Personal pension plans are ‘money purchase’ pension arrangements. The money you contribute to the plan is invested to build up a fund. This provides a lump sum and income at retirement.
You need to bear in mind that the tax rules governing pensions and the favourable tax treatment they offer might change in future.
The key benefits include:
- Wide choice of investment funds – compared to stakeholder pensions, you’ll have more choice of funds to invest in. Some may offer opportunities for better performance and the potential for a larger pension fund when you retire
- Flexibility - You decide how much and how often you want to contribute. Investments can be lump sums or regular payments, and you can alter the amount of the contribution you pay. You may also be able to have a personal pension as well as other pension schemes
- Portability - You can transfer personal pensions to another type of pension plan or to another provider. You might do this to make cost savings or take advantage of new investment opportunities. If you want to consolidate your personal pension with any other pensions you hold, you can do this too – either within your personal pension scheme or the other pension scheme.
Is it for me?
Because the choice of investment funds is wider for personal pensions than for stakeholder pensions, you might pay higher charges. SIPPs offer the widest choice of investments but are generally only suitable for more experienced investors who have time to manage their own investments. The charges for SIPPs
tend to be more expensive too.
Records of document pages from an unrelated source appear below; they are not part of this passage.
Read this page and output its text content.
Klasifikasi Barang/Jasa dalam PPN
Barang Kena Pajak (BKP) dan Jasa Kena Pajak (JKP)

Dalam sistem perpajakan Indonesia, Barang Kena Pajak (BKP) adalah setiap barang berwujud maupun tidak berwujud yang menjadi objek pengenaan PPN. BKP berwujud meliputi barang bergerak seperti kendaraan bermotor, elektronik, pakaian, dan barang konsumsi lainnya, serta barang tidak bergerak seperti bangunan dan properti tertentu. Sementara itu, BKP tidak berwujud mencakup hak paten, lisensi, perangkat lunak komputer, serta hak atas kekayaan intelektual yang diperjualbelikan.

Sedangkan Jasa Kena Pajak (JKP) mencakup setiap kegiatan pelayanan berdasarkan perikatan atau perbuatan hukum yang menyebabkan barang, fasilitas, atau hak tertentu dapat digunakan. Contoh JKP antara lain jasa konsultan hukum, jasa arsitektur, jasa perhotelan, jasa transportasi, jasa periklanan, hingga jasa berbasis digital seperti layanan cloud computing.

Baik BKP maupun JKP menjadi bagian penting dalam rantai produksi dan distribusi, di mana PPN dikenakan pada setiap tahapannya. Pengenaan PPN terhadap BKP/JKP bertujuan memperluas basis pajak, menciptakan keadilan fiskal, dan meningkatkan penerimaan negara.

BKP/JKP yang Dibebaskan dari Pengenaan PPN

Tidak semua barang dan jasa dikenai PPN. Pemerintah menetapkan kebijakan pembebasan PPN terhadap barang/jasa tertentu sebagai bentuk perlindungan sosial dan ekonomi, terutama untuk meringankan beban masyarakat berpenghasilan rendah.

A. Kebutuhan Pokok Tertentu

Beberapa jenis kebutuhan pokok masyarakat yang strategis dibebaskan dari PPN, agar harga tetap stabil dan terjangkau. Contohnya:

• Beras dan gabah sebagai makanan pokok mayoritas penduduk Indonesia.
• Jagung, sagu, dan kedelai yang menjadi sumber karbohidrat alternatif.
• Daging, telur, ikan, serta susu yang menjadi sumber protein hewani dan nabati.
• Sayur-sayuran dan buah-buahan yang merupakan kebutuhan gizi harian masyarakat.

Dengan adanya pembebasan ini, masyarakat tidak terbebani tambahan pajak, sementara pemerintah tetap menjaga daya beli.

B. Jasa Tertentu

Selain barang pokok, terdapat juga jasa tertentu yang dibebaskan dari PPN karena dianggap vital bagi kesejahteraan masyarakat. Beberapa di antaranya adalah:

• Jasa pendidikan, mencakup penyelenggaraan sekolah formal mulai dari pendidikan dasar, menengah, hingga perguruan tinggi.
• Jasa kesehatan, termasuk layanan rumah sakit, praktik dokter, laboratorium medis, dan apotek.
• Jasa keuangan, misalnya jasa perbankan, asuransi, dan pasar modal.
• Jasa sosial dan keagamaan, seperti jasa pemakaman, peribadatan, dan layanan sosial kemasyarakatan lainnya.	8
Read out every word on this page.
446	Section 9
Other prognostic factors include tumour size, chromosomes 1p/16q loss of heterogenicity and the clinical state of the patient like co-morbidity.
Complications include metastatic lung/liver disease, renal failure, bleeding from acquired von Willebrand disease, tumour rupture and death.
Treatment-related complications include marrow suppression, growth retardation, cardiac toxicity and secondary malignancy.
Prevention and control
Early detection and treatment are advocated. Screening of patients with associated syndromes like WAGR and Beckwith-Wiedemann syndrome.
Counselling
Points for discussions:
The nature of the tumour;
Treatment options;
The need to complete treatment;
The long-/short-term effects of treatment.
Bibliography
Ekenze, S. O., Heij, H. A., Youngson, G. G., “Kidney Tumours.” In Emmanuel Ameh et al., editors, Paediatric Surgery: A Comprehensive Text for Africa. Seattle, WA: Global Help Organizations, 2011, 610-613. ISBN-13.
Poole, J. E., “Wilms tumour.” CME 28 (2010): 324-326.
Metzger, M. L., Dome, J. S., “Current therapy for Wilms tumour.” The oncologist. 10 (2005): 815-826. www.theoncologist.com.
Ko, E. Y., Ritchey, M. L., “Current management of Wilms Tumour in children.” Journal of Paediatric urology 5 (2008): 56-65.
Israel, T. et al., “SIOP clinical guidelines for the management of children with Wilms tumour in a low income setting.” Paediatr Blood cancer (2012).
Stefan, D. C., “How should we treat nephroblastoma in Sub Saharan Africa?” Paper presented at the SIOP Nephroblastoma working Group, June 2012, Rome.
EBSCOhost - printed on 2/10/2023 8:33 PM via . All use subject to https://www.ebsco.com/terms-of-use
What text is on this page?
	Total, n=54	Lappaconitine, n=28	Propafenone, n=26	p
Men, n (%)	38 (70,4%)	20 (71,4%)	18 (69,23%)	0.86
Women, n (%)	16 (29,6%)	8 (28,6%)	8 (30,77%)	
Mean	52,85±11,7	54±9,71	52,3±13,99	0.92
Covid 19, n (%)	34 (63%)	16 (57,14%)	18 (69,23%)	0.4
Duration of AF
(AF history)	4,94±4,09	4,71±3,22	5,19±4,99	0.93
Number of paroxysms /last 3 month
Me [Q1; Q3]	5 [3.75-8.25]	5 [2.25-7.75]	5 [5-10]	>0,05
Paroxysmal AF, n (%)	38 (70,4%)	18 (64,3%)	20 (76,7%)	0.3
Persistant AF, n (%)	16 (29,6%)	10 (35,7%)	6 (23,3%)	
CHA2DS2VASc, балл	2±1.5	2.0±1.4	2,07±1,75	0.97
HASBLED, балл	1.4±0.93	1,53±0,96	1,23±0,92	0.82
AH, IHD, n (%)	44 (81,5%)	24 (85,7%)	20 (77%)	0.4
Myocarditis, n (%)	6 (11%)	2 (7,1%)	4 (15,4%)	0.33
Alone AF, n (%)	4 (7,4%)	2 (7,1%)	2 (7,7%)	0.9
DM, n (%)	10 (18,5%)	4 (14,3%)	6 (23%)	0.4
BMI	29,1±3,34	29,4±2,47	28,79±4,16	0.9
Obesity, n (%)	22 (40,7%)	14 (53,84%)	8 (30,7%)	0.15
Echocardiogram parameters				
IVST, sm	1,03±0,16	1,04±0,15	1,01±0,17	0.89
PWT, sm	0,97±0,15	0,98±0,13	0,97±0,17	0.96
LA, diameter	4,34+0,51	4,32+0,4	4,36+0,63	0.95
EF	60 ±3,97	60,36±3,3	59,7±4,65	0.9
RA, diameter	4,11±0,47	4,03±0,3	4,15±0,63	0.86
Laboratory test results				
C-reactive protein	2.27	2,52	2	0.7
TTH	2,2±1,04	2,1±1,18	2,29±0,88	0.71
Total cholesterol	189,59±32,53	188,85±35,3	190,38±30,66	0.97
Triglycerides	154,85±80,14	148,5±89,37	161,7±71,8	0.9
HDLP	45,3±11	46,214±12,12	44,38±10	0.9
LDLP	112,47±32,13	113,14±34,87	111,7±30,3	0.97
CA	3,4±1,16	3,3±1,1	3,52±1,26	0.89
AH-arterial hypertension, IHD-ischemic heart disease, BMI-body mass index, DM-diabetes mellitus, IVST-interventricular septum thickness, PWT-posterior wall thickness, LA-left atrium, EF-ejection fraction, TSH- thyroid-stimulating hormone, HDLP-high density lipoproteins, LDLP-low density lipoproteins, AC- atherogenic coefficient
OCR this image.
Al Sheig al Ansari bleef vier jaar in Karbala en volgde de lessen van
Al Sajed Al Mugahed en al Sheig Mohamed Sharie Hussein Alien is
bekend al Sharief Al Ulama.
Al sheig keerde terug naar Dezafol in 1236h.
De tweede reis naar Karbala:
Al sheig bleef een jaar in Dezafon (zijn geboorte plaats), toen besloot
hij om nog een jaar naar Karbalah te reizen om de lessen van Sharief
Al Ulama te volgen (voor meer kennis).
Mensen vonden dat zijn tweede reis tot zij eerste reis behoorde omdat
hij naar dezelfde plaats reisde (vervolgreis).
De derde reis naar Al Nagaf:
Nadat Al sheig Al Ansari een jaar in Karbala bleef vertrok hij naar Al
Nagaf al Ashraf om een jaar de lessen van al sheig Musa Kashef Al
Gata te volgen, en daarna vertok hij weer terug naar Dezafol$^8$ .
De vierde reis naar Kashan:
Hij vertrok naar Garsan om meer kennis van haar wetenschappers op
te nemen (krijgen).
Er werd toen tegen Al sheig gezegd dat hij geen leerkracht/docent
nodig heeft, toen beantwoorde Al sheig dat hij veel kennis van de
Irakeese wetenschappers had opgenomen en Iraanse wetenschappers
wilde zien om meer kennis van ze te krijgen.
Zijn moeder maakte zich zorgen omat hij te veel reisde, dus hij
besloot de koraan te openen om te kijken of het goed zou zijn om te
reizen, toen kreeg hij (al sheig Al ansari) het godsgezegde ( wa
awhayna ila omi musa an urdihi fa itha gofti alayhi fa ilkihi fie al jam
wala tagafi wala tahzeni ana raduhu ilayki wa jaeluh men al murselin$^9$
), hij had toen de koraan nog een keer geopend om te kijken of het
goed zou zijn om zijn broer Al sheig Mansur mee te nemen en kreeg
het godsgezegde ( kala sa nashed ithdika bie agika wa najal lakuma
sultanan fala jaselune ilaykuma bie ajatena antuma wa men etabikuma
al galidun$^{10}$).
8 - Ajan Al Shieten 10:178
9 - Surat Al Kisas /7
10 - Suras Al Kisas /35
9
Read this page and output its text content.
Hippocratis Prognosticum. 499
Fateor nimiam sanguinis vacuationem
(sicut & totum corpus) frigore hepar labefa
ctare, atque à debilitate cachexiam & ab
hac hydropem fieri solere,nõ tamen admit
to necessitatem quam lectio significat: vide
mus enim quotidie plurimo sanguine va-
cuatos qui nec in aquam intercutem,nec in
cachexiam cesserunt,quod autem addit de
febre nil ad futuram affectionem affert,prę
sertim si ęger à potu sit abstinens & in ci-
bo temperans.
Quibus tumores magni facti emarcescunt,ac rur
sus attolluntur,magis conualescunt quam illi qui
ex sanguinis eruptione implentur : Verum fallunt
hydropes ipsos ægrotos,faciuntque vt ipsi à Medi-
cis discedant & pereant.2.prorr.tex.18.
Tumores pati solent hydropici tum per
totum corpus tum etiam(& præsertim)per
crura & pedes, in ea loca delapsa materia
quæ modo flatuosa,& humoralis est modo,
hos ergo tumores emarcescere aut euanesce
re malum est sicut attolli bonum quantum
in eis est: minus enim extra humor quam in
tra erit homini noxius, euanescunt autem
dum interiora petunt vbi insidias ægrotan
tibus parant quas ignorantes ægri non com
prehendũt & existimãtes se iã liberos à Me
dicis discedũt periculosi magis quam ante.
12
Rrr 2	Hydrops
You can compare the investments within a personal pension with those available via a Barclays Stockbrokers SIPP
A personal pension may suit if you:
- Are not eligible to join a company scheme , or
- Are self-employed, or
- Are looking to supplement your company scheme and want a wider selection of investment funds than available through a Stakeholder Pension.
How much will I get?
If you do opt for a personal pension, the amount of income your pension fund will pay when you retire depends on:
- The amount of money you have paid into it.
- How well your chosen investment funds perform over time, and the charges you’ll pay.
- The size of any pension commencement lump sum you take at retirement.
- The annuity rate when you start drawing your pension, or the rate applying to whichever arrangement you use to convert your pension fund into a regular income.